Interview with Poet Cendrine Marrouat – Installment 19

Cendrine Marrouat was introduced in yesterday’s interview as co founder of Auroras & Blossoms Poetry Journal so I’d like to hop right into her interview now!


How has your writing changed over the years? 

This year, I decided to release the second edition of Five Years and Counting: A Journey into the Mind of Soul Poetry, a collection I had originally published in 2010. I had to re-read the entire book, but I did it as if I was one of my readers. 

The experience was very interesting. I noticed a sharp change in style. Of course, it has a lot to do with the fact that I am older and know what I want in life. The spirituality that animated my life is now fully part of me. 

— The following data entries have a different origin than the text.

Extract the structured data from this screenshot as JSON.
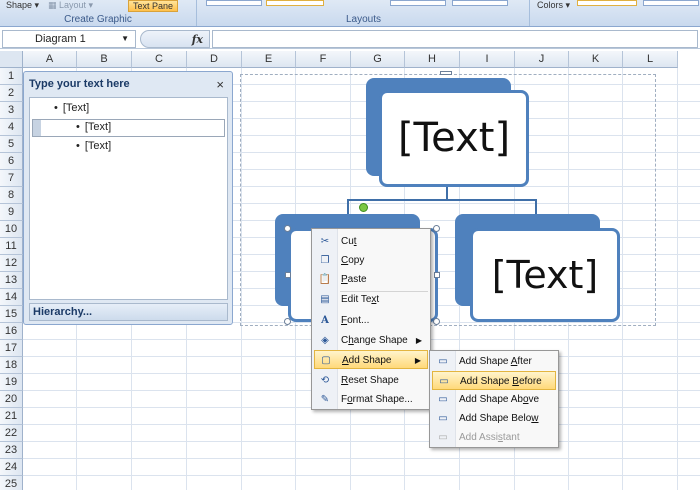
{
  "ribbon": {
    "shape_btn": "Shape",
    "layout_btn": "Layout",
    "text_pane_btn": "Text Pane",
    "group_create": "Create Graphic",
    "group_layouts": "Layouts",
    "colors_btn": "Colors"
  },
  "formula_bar": {
    "name_box": "Diagram 1",
    "fx": "fx"
  },
  "columns": [
    "A",
    "B",
    "C",
    "D",
    "E",
    "F",
    "G",
    "H",
    "I",
    "J",
    "K",
    "L"
  ],
  "rows": [
    "1",
    "2",
    "3",
    "4",
    "5",
    "6",
    "7",
    "8",
    "9",
    "10",
    "11",
    "12",
    "13",
    "14",
    "15",
    "16",
    "17",
    "18",
    "19",
    "20",
    "21",
    "22",
    "23",
    "24",
    "25"
  ],
  "text_pane": {
    "title": "Type your text here",
    "close": "×",
    "items": [
      "[Text]",
      "[Text]",
      "[Text]"
    ],
    "footer": "Hierarchy..."
  },
  "diagram": {
    "top_text": "[Text]",
    "right_text": "[Text]"
  },
  "context_menu": {
    "items": [
      {
        "label": "Cut",
        "icon": "scissors-icon"
      },
      {
        "label": "Copy",
        "icon": "copy-icon"
      },
      {
        "label": "Paste",
        "icon": "paste-icon"
      },
      {
        "label": "Edit Text",
        "icon": "edit-text-icon"
      },
      {
        "label": "Font...",
        "icon": "font-icon"
      },
      {
        "label": "Change Shape",
        "icon": "change-shape-icon"
      },
      {
        "label": "Add Shape",
        "icon": "add-shape-icon"
      },
      {
        "label": "Reset Shape",
        "icon": "reset-shape-icon"
      },
      {
        "label": "Format Shape...",
        "icon": "format-shape-icon"
      }
    ]
  },
  "submenu": {
    "items": [
      {
        "label": "Add Shape After",
        "icon": "shape-after-icon"
      },
      {
        "label": "Add Shape Before",
        "icon": "shape-before-icon"
      },
      {
        "label": "Add Shape Above",
        "icon": "shape-above-icon"
      },
      {
        "label": "Add Shape Below",
        "icon": "shape-below-icon"
      },
      {
        "label": "Add Assistant",
        "icon": "assistant-icon"
      }
    ]
  },
  "colors": {
    "accent": "#4f81bd",
    "highlight": "#ffd97a"
  }
}
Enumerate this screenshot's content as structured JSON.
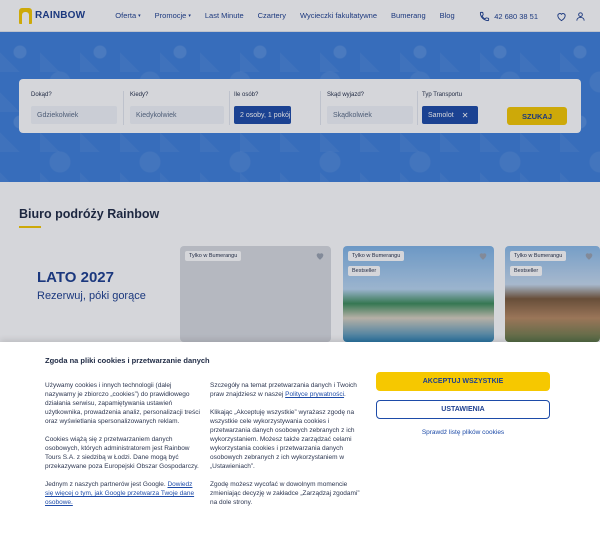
{
  "header": {
    "logo_text": "RAINBOW",
    "nav": [
      {
        "label": "Oferta",
        "has_caret": true
      },
      {
        "label": "Promocje",
        "has_caret": true
      },
      {
        "label": "Last Minute",
        "has_caret": false
      },
      {
        "label": "Czartery",
        "has_caret": false
      },
      {
        "label": "Wycieczki fakultatywne",
        "has_caret": false
      },
      {
        "label": "Bumerang",
        "has_caret": false
      },
      {
        "label": "Blog",
        "has_caret": false
      }
    ],
    "phone": "42 680 38 51",
    "caret_glyph": "▾"
  },
  "search": {
    "where_label": "Dokąd?",
    "where_value": "Gdziekolwiek",
    "when_label": "Kiedy?",
    "when_value": "Kiedykolwiek",
    "who_label": "Ile osób?",
    "who_value": "2 osoby, 1 pokój",
    "from_label": "Skąd wyjazd?",
    "from_value": "Skądkolwiek",
    "transport_label": "Typ Transportu",
    "transport_value": "Samolot",
    "clear_glyph": "✕",
    "search_button": "SZUKAJ"
  },
  "main": {
    "section_title": "Biuro podróży Rainbow",
    "promo_title": "LATO 2027",
    "promo_subtitle": "Rezerwuj, póki gorące",
    "cards": [
      {
        "tag": "Tylko w Bumerangu",
        "badge": ""
      },
      {
        "tag": "Tylko w Bumerangu",
        "badge": "Bestseller"
      },
      {
        "tag": "Tylko w Bumerangu",
        "badge": "Bestseller"
      }
    ]
  },
  "cookie": {
    "title": "Zgoda na pliki cookies i przetwarzanie danych",
    "col1": [
      "Używamy cookies i innych technologii (dalej nazywamy je zbiorczo „cookies”) do prawidłowego działania serwisu, zapamiętywania ustawień użytkownika, prowadzenia analiz, personalizacji treści oraz wyświetlania spersonalizowanych reklam.",
      "Cookies wiążą się z przetwarzaniem danych osobowych, których administratorem jest Rainbow Tours S.A. z siedzibą w Łodzi. Dane mogą być przekazywane poza Europejski Obszar Gospodarczy.",
      "Jednym z naszych partnerów jest Google."
    ],
    "col1_link": "Dowiedz się więcej o tym, jak Google przetwarza Twoje dane osobowe.",
    "col2_p1_pre": "Szczegóły na temat przetwarzania danych i Twoich praw znajdziesz w naszej",
    "col2_p1_link": "Polityce prywatności",
    "col2_p1_post": ".",
    "col2": [
      "Klikając „Akceptuję wszystkie” wyrażasz zgodę na wszystkie cele wykorzystywania cookies i przetwarzania danych osobowych zebranych z ich wykorzystaniem. Możesz także zarządzać celami wykorzystania cookies i przetwarzania danych osobowych zebranych z ich wykorzystaniem w „Ustawieniach”.",
      "Zgodę możesz wycofać w dowolnym momencie zmieniając decyzję w zakładce „Zarządzaj zgodami” na dole strony."
    ],
    "accept_button": "AKCEPTUJ WSZYSTKIE",
    "settings_button": "USTAWIENIA",
    "list_link": "Sprawdź listę plików cookies"
  },
  "colors": {
    "brand_blue": "#1d3f8f",
    "brand_yellow": "#f6c800",
    "hero_blue": "#3f7fd9"
  }
}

Furthermore I write haiku, my favorite form, 90% of the time now. This shift has forced me to focus on conciseness and simpler language. I say more with fewer words, which is a great thing! 


Does your poetry and photography ever overlap? 

They do, yes! I photograph things as a poet. I look at the stories I can document and compose my shots accordingly. 

One of my books, When the Mind Travels: A Poetic Journey into Photography, is actually a mixed-media project featuring poetry and photography. 


Do you have a favorite collection of your own? 

What? Are you asking me to choose between my babies? 😉 

I love my latest books. Walks: A Collection of Haiku is a series that pays homage to my love of haiku and invites readers to enjoy the fleeting moments that make life beautiful… 

I released volumes 1 and 2 this year and would like to release two more volumes in 2020. It will depend on the time I have. 


Aside from Haiku, what’s another form you enjoy writing in? 

The poetry form I invented, which is based on the haiku. The Sixku (you pronounce it as ‘sis-ku’) is a six-word, untitled poem inspired by an image. Like the haiku, a reference to nature is encouraged, complete sentences and punctuation are optional. However, the past tense is allowed. 

The sixku has three lines: Line 1 = idea 1 (one or two word(s)) Line 2 = idea 2 (two or three words) Line 3 = twist, surprise (remaining word(s)) 

Sixku are a fun challenge, especially if you know how to write traditional haiku.